Customers then say, “I use FreeNAS, not TrueNAS. What about me?” ZFS loves RAM and uses it for many things. It is used for read caching of the “hot data” set for your filer as well as metadata and L2ARC reference data, and other items. But increasing RAM is not the solution to improving write performance—use a ZFS “separate intent log” (SLOG) device instead!
TrueNAS uses a SLOG that has non-volatile RAM as a write-cache. It’s easier to refer to this as the ZIL, but that is not totally accurate. ZFS always has a ZIL or “ZFS Intent Log”. However if you don’t have a SLOG, it is stored on the hard disk and your writes get hard disk performance. Depending on your level of protection (RAID-Z1, RAID-Z2, etc), this may be slower than you expect. For example, if you use RAID-Z2, each write will be performed 6 times. You paid for 144 IOPS out of your hard disk, but you only get 24.
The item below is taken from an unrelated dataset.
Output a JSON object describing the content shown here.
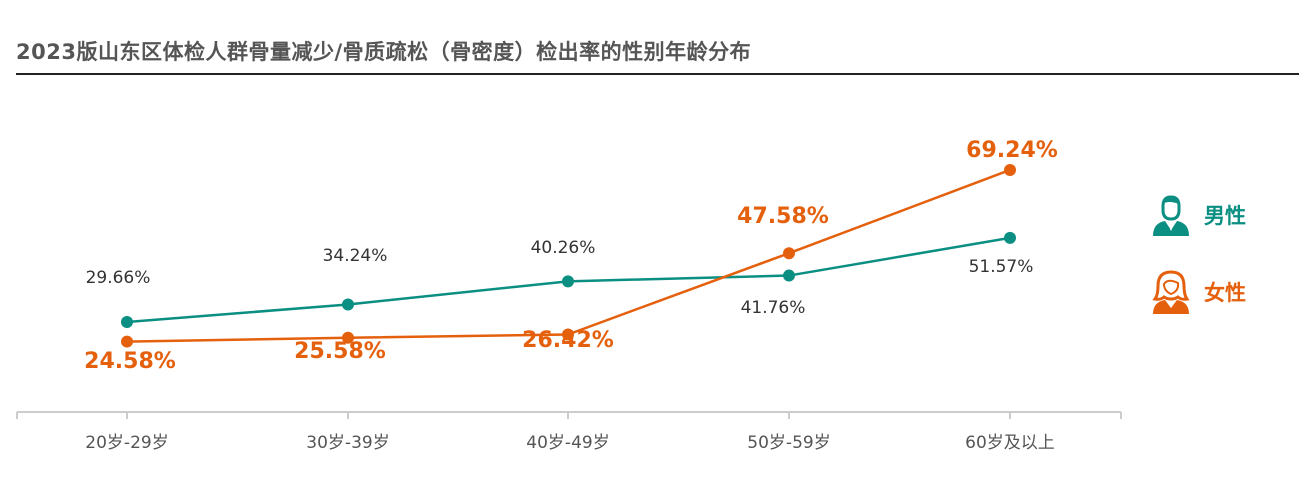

Now you know why TrueNAS uses a SLOG. It uses a SLOG to commit the writes when they hit the cache and not worry about the hard disk IOPS. This enables the application to think it’s been written to disk and continue with additional write operations. A question that often comes up is: How much space do I need? Do I need an expensive SLC SSD that stores hundreds of gigs for my SLOG or can I use a much smaller and cheaper SSD?
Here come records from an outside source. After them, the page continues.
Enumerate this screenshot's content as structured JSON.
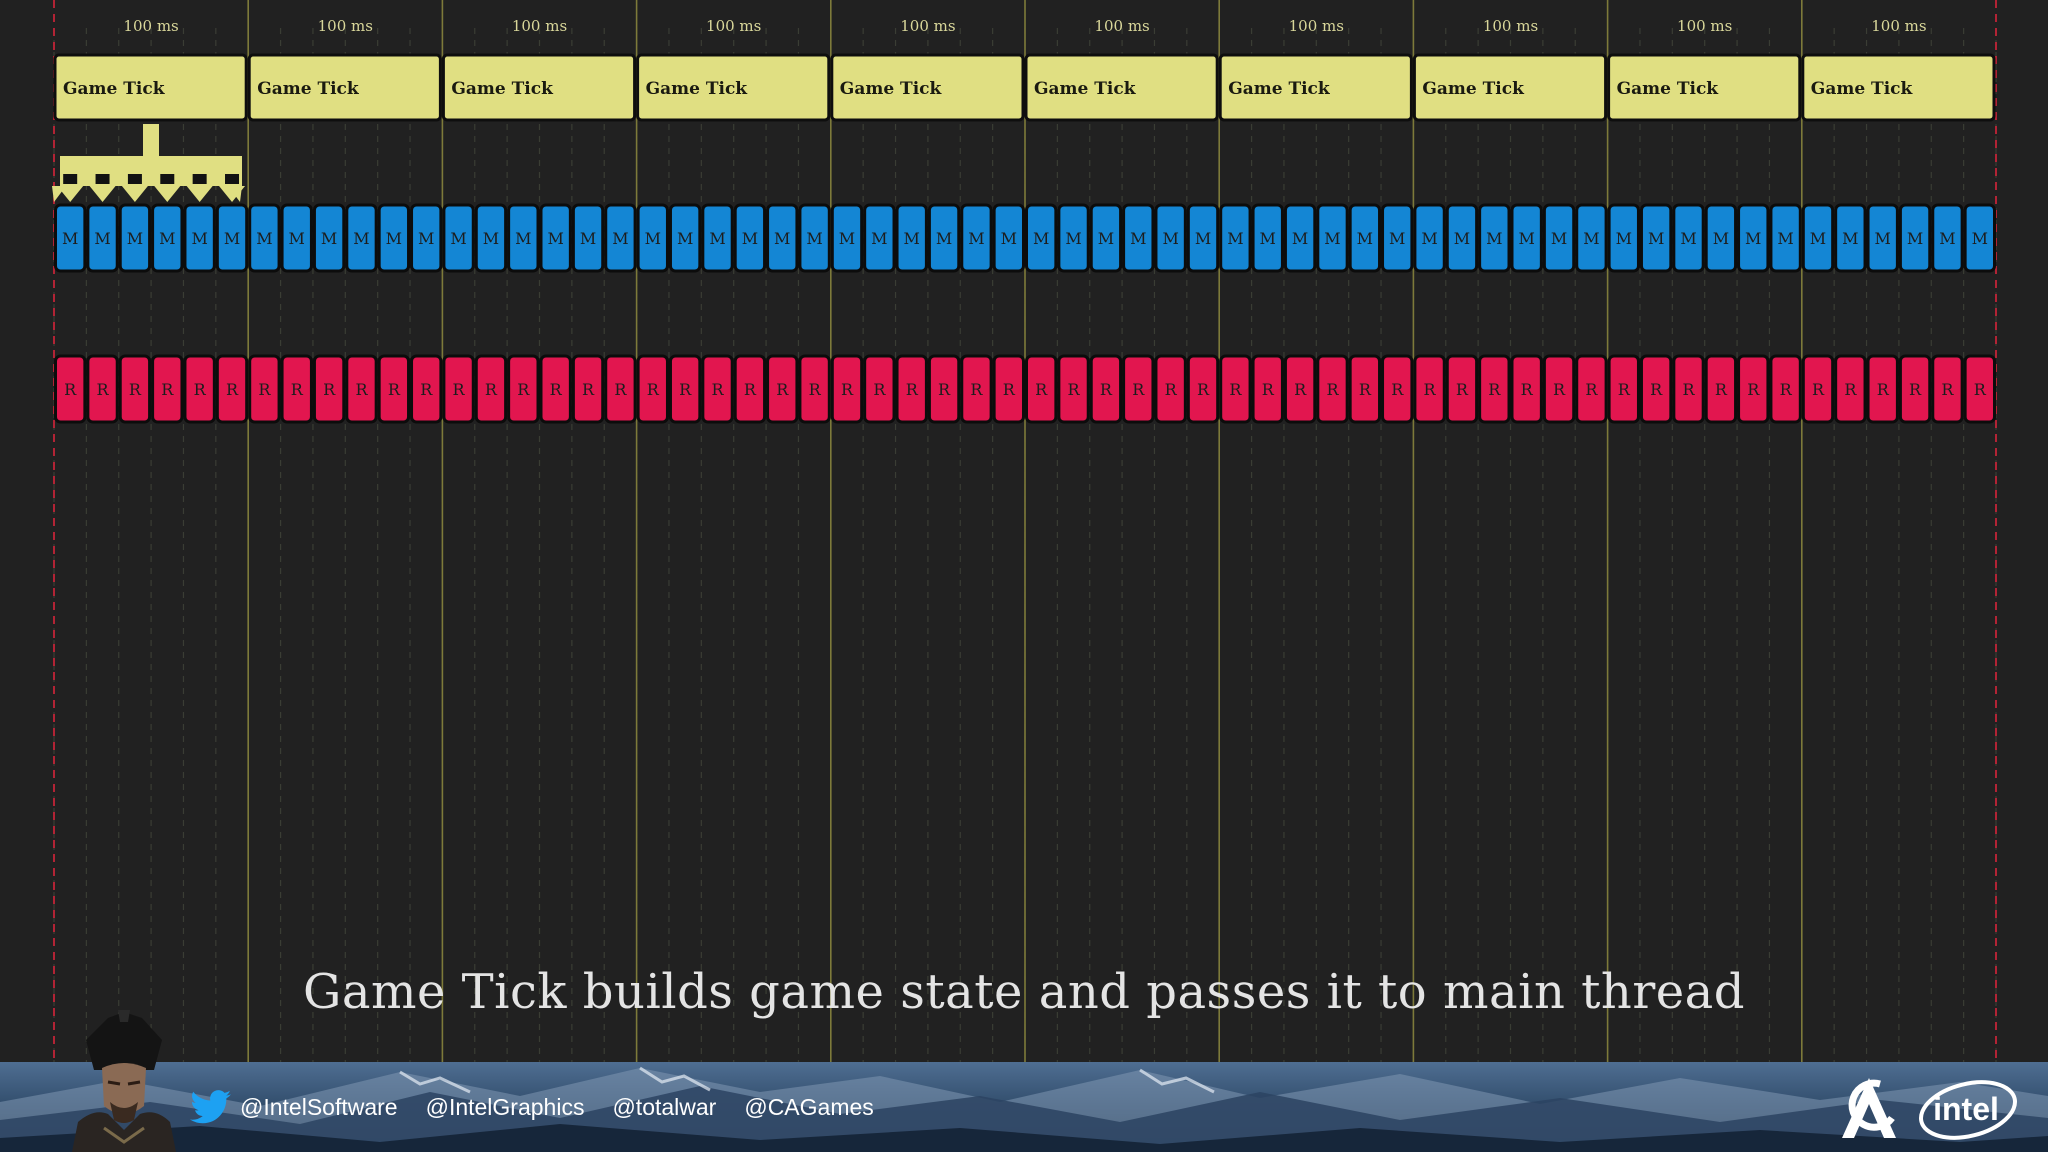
{
  "timeline": {
    "interval_label": "100 ms",
    "tick_label": "Game Tick",
    "tick_count": 10,
    "main_block_label": "M",
    "render_block_label": "R",
    "blocks_per_tick": 6,
    "colors": {
      "tick_fill": "#e0df82",
      "main_fill": "#1486d4",
      "render_fill": "#e2164f",
      "frame_line": "#d6243a",
      "tick_line": "#7d7a3a",
      "label_color": "#d9d79a"
    }
  },
  "caption": "Game Tick builds game state and passes it to main thread",
  "footer": {
    "social_icon": "twitter-icon",
    "handles": [
      "@IntelSoftware",
      "@IntelGraphics",
      "@totalwar",
      "@CAGames"
    ]
  }
}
The answer is yes, you can. The SLOG is very specific in how it functions, so you only have to worry about one specific aspect of your IO: write performance. And to even take this a step further: synchronous writes. Now you’re saying: how in the world do I determine this?
There are some guidelines you can use if you are building a filer for hundreds or thousands of users or for an extremely busy database application, but I’m going to give guidance for the other 95%+ of you.
ZFS will take data written to the ZIL and write it to your pool every 5 seconds. Here is some simple throughput math using a 1Gb connection. The maximum throughput, ignoring overheads and assuming one direction, would be .125 Gigabytes per second. With 5 seconds between SLOG flushes and using a 1Gbit link with 100% synchronous writes, the most you will see written to your SLOG is 5 x .125 GB = .625 GB.
This shows that you don’t need that much space for a SLOG and can use a smaller SSD. If you have a write-intensive application that requires multiple 1Gb Ethernet connects or a 10Gb, you can increase the size proportionally.
So bringing it home—when choosing an SSD for a SLOG device, don’t worry about space. Choose an SSD device that has extremely low latency, a high write IOPS, and is reliable. iXsystems did so for TrueNAS and the FreeNAS Mini and so should you.